歌詞については専門家ではないHiromixが作詞しているからか、日常的で素朴な詞で
2000年一歩手前の渋谷のクリスマスがパッキングされている感じだ。
この曲に感じる「言いようのない懐かしさ」はどこから来るんでしょうネ。
特に後期渋谷系の曲からは僕が生まれる前の曲なのに
小さいころに行ったショッピングセンターに当時の最新アイテムが並んでいる様子が目に浮かぶ。
思うに、後期渋谷系は2000年代初頭のプロダクトデザインに強い影響を与えているのじゃないかと思う。

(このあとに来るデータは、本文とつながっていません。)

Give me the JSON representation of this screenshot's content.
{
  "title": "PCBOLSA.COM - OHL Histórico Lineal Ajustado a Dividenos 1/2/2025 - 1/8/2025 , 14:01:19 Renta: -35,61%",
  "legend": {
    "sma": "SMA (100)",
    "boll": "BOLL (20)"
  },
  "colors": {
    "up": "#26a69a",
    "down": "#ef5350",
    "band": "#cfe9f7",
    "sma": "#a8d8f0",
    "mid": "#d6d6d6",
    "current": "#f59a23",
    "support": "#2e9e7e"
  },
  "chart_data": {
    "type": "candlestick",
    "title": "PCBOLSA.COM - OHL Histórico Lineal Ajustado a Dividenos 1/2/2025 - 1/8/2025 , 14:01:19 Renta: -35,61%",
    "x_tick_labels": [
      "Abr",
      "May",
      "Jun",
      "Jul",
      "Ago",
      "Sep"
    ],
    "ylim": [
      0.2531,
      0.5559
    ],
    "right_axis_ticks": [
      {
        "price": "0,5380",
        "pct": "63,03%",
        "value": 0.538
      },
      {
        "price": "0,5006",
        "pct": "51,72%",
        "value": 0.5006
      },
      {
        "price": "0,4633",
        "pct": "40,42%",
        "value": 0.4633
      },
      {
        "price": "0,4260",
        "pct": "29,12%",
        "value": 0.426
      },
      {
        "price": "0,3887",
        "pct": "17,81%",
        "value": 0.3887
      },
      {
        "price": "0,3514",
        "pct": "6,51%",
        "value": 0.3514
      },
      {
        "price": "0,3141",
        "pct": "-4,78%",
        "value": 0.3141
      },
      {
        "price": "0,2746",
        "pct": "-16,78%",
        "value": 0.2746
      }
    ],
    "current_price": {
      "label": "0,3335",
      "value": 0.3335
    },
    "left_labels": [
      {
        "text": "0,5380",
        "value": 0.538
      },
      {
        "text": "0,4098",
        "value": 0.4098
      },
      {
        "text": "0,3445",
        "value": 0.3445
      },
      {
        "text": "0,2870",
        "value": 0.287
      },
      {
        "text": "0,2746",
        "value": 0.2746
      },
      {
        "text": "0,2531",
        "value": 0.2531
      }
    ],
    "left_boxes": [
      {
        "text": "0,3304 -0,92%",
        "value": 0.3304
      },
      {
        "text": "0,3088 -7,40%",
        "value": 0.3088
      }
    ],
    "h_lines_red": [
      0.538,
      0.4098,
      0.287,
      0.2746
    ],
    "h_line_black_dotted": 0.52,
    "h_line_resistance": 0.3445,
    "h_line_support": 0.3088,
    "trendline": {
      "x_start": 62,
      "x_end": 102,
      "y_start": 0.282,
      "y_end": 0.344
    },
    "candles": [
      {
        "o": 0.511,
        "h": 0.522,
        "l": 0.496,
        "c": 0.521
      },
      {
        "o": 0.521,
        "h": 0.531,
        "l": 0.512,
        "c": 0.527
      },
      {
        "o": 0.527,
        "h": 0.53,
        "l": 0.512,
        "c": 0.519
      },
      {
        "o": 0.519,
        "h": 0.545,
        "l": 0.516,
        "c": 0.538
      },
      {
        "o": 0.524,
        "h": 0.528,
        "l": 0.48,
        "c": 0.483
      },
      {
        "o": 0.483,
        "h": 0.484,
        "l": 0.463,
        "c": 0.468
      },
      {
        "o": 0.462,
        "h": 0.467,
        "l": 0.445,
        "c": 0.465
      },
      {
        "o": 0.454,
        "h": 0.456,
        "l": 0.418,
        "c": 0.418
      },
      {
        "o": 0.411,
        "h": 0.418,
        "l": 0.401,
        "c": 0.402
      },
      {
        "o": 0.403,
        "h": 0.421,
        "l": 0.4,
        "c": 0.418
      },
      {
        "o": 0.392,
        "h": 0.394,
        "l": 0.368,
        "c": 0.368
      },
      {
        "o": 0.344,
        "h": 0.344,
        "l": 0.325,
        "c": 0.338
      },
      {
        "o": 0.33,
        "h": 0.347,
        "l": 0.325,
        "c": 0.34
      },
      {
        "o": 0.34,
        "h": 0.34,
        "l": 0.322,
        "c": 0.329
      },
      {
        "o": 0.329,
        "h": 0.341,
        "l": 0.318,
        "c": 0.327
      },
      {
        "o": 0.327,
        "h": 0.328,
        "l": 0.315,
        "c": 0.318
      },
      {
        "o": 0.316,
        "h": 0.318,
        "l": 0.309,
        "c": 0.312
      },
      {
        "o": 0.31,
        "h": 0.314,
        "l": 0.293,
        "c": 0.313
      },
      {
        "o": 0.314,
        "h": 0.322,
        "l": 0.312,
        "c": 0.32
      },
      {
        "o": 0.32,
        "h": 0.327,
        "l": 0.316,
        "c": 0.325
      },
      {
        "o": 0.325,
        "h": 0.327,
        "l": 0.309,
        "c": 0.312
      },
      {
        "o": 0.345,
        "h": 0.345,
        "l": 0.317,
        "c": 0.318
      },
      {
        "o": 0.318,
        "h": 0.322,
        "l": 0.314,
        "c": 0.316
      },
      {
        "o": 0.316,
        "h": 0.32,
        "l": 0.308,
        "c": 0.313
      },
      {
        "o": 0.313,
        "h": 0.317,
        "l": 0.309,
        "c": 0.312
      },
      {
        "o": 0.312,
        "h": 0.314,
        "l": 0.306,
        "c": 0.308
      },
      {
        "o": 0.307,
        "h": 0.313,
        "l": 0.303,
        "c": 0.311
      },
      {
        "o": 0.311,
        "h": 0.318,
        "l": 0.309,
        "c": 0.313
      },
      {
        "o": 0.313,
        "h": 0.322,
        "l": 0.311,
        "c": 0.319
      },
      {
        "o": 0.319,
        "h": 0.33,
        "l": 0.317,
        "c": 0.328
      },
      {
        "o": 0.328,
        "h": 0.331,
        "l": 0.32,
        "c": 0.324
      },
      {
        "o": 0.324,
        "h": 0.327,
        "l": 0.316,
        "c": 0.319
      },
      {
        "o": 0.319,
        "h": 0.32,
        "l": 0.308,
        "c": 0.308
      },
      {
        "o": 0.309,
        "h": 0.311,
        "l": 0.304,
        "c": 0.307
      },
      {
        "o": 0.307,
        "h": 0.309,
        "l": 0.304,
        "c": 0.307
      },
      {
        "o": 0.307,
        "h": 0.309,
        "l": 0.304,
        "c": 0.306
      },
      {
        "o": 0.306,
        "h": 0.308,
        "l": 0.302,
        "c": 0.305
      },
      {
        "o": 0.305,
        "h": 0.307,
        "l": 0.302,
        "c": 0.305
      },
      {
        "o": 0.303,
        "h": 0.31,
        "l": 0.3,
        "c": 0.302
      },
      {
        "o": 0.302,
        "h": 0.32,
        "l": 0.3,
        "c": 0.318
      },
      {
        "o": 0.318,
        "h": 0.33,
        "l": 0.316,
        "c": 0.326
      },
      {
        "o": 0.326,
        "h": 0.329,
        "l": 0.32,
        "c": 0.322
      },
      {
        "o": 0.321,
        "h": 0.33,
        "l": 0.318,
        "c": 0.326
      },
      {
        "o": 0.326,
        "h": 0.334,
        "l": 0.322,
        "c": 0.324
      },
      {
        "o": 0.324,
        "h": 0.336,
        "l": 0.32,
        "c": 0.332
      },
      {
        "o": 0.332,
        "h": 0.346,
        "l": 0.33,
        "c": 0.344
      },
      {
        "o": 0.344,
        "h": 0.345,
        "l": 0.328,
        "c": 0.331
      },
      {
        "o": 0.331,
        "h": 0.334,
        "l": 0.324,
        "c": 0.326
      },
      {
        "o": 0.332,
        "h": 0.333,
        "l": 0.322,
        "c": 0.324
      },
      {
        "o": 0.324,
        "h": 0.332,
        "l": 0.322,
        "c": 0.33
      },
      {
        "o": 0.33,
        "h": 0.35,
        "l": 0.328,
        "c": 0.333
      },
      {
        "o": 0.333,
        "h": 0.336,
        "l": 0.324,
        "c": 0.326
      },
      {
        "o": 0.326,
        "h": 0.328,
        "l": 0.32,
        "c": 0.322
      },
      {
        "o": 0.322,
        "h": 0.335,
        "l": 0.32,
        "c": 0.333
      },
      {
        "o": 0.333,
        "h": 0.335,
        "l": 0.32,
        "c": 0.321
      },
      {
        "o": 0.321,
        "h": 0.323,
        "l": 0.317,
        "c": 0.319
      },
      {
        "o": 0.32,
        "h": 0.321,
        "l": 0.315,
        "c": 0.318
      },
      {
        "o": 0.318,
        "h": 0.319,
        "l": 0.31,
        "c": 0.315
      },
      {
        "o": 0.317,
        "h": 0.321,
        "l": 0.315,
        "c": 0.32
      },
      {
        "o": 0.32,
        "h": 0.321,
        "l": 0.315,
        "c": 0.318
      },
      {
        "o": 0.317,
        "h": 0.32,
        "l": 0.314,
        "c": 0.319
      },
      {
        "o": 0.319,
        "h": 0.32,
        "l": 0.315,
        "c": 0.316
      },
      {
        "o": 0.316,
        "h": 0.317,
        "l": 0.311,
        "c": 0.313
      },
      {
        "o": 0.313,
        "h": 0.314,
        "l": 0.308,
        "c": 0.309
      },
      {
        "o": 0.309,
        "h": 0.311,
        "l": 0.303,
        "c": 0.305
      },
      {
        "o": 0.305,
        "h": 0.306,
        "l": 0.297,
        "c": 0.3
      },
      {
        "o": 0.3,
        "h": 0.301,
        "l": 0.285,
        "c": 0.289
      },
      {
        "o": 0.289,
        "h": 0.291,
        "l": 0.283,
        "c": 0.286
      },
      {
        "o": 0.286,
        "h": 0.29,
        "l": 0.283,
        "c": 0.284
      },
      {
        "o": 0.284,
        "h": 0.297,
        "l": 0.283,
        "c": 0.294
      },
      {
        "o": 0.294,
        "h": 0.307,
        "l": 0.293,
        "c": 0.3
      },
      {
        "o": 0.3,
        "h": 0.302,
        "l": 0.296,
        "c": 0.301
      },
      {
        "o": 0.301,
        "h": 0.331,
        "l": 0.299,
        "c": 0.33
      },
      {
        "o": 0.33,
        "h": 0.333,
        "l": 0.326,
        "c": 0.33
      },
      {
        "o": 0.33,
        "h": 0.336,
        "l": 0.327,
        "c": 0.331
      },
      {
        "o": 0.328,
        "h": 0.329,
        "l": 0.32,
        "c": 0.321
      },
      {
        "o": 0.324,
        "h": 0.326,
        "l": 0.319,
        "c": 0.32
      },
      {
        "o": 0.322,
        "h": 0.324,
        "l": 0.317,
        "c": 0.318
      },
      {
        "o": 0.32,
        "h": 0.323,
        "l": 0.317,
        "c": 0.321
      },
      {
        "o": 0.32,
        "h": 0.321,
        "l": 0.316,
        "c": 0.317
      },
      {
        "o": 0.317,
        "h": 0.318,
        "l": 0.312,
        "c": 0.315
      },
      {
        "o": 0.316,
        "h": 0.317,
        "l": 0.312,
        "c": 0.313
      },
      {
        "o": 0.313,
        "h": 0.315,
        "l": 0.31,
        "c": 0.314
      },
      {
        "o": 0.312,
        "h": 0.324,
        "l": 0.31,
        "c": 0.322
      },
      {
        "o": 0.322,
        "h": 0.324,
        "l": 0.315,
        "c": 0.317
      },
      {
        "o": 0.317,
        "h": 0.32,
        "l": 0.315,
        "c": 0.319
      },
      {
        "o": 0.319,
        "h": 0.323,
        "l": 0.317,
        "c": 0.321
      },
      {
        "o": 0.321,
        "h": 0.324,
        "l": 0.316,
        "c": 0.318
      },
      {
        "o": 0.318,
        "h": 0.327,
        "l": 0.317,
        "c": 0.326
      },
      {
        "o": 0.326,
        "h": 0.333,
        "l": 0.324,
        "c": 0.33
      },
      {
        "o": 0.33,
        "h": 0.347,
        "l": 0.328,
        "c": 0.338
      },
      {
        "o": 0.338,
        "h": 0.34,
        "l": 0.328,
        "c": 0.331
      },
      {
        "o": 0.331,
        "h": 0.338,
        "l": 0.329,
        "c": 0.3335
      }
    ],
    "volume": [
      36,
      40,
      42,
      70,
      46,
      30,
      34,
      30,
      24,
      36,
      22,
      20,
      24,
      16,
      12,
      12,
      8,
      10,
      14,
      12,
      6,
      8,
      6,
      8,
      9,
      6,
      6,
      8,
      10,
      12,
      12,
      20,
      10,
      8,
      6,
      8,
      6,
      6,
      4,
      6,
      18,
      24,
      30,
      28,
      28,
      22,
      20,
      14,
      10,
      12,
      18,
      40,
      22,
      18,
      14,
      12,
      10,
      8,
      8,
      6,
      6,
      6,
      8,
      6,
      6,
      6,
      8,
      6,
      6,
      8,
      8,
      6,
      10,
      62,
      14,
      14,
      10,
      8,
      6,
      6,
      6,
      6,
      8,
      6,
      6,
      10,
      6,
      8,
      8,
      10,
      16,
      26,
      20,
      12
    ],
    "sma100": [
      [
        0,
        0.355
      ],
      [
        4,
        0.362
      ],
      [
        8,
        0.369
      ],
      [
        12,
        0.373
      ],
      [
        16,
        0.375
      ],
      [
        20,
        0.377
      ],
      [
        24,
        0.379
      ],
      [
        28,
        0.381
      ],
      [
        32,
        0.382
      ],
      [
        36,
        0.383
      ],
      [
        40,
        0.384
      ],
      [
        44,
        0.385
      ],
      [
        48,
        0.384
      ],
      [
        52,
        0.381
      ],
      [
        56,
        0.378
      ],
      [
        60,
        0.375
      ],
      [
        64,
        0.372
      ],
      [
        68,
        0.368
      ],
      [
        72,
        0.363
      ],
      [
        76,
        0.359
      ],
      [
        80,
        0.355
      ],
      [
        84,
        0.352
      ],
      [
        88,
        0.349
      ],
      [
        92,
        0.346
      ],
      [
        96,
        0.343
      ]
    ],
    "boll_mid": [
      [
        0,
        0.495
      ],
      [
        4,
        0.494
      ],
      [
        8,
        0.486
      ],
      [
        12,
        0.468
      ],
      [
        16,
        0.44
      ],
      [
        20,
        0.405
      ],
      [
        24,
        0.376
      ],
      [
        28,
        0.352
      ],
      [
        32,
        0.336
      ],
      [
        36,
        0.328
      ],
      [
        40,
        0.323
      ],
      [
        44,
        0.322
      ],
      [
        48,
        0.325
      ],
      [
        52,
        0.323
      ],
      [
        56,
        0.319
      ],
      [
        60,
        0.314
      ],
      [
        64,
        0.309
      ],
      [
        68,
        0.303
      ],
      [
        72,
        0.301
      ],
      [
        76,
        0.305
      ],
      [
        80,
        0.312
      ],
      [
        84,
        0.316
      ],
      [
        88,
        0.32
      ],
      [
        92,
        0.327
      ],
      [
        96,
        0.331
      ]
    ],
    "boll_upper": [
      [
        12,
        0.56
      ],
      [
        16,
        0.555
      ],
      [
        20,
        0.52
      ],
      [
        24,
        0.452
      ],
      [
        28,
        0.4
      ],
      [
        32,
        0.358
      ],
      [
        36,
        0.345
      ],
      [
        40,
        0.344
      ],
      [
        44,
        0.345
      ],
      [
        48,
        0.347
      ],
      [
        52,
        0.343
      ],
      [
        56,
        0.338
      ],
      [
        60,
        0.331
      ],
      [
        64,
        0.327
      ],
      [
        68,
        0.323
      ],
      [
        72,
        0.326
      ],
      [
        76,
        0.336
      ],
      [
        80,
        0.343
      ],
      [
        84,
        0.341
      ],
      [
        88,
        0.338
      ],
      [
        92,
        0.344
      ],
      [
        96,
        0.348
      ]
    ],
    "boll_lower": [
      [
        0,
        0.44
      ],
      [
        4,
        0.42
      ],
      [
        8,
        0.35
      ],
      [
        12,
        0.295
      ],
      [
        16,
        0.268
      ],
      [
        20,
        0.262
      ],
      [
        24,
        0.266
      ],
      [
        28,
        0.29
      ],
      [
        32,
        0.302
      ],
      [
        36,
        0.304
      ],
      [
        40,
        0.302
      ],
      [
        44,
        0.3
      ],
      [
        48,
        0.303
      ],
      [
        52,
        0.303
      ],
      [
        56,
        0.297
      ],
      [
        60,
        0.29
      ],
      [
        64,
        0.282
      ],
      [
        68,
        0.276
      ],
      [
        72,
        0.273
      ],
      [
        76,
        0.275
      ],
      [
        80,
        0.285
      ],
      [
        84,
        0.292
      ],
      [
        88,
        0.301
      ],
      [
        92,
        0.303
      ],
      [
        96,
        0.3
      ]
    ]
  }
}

例えば子供のころに友人が面白そうにやっていた塊魂なんかのゲームには
サントラ含め、その影響がかなり反映されている。
でも、この時代以降こんな雰囲気の物品を見ていない。この年代が渋谷系の終わりだったのだろう。
そう考えると、渋谷系の残り香を体験できているだけでもありがたいネ・・・
とすれば、渋谷系が生まれたのが80年代終わり~90年代初頭なので
新しく生まれたカルチャーの最終形態が出てくるまでおよそ15年くらいかかるのかもしれない。
つまり、文化の寿命は15年くらいまでなのだろう。
そう考えると、割と辻褄が合う感じがしてくる。
まあ、色々抜きにしてもこの曲は良い。
僕がまだ生まれていない渋谷のクリスマスの景色が懐かしくなります。